What is Your Favorite Gender, MLM? Gender Bias Evaluation in Multilingual Masked Language Models
Jeongrok Yu, Seong Ug Kim, Jacob Choi, Jinho D. Choi
TL;DR
This work tackles gender bias in multilingual masked language models by introducing a non-parallel, language-agnostic evaluation framework built on a multilingual gender lexicon (MGL) and two sentence-generation strategies (LSG, MSG). It defines three metrics (MBE, SBM, DBM) to measure bias while mitigating confounds, preserving data diversity, and enabling cross-language comparisons. The study reveals data sensitivity in prior English-centric methods and shows that SBM and DBM can yield different bias directions across languages and generation methods, with MSG offering greater stability and data efficiency. Overall, the framework provides a practical, multi-faceted approach for reliable bias assessment in multilingual NLP systems, with implications for fairer deployment and broader linguistic coverage; thresholds and parameters such as $k=10$ and $threshold=0.01$ guided model-based generation diversity and confidence filtering.
Abstract
Bias is a disproportionate prejudice in favor of one side against another. Due to the success of transformer-based Masked Language Models (MLMs) and their impact on many NLP tasks, a systematic evaluation of bias in these models is needed more than ever. While many studies have evaluated gender bias in English MLMs, only a few works have been conducted for the task in other languages. This paper proposes a multilingual approach to estimate gender bias in MLMs from 5 languages: Chinese, English, German, Portuguese, and Spanish. Unlike previous work, our approach does not depend on parallel corpora coupled with English to detect gender bias in other languages using multilingual lexicons. Moreover, a novel model-based method is presented to generate sentence pairs for a more robust analysis of gender bias, compared to the traditional lexicon-based method.

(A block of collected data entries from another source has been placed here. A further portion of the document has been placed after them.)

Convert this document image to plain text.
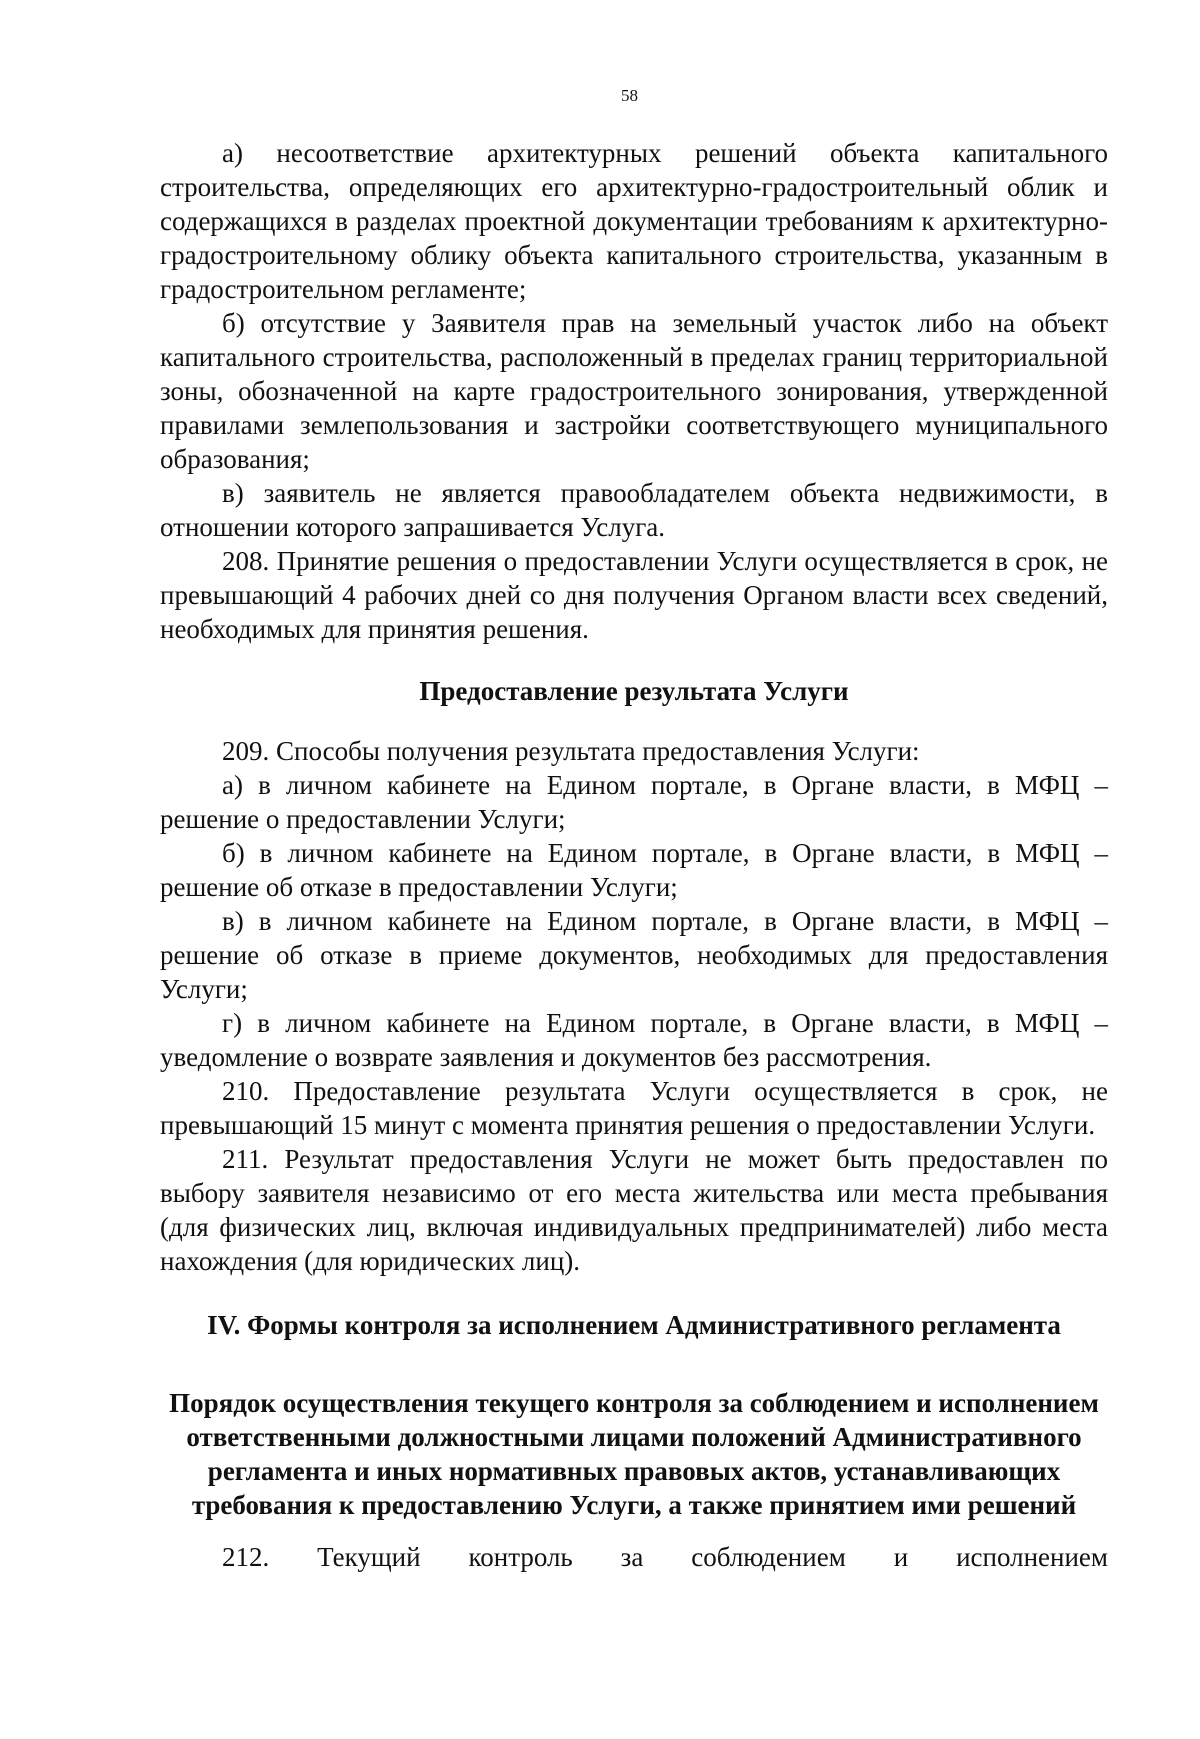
58

а) несоответствие архитектурных решений объекта капитального строительства, определяющих его архитектурно-градостроительный облик и содержащихся в разделах проектной документации требованиям к архитектурно-градостроительному облику объекта капитального строительства, указанным в градостроительном регламенте;

б) отсутствие у Заявителя прав на земельный участок либо на объект капитального строительства, расположенный в пределах границ территориальной зоны, обозначенной на карте градостроительного зонирования, утвержденной правилами землепользования и застройки соответствующего муниципального образования;

в) заявитель не является правообладателем объекта недвижимости, в отношении которого запрашивается Услуга.

208. Принятие решения о предоставлении Услуги осуществляется в срок, не превышающий 4 рабочих дней со дня получения Органом власти всех сведений, необходимых для принятия решения.

Предоставление результата Услуги

209. Способы получения результата предоставления Услуги:

а) в личном кабинете на Едином портале, в Органе власти, в МФЦ – решение о предоставлении Услуги;

б) в личном кабинете на Едином портале, в Органе власти, в МФЦ – решение об отказе в предоставлении Услуги;

в) в личном кабинете на Едином портале, в Органе власти, в МФЦ – решение об отказе в приеме документов, необходимых для предоставления Услуги;

г) в личном кабинете на Едином портале, в Органе власти, в МФЦ – уведомление о возврате заявления и документов без рассмотрения.

210. Предоставление результата Услуги осуществляется в срок, не превышающий 15 минут с момента принятия решения о предоставлении Услуги.

211. Результат предоставления Услуги не может быть предоставлен по выбору заявителя независимо от его места жительства или места пребывания (для физических лиц, включая индивидуальных предпринимателей) либо места нахождения (для юридических лиц).

IV. Формы контроля за исполнением Административного регламента
Порядок осуществления текущего контроля за соблюдением и исполнением ответственными должностными лицами положений Административного регламента и иных нормативных правовых актов, устанавливающих требования к предоставлению Услуги, а также принятием ими решений

212. Текущий контроль за соблюдением и исполнением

For each language, both the lexicon-based and model-based methods are applied to create two datasets respectively, which are used to evaluate gender bias in an MLM specifically trained for that language using one existing and 3 new scoring metrics. Our results show that the previous approach is data-sensitive and not stable as it does not remove contextual dependencies irrelevant to gender. In fact, the results often flip when different scoring metrics are used on the same dataset, suggesting that gender bias should be studied on a large dataset using multiple evaluation metrics for best practice.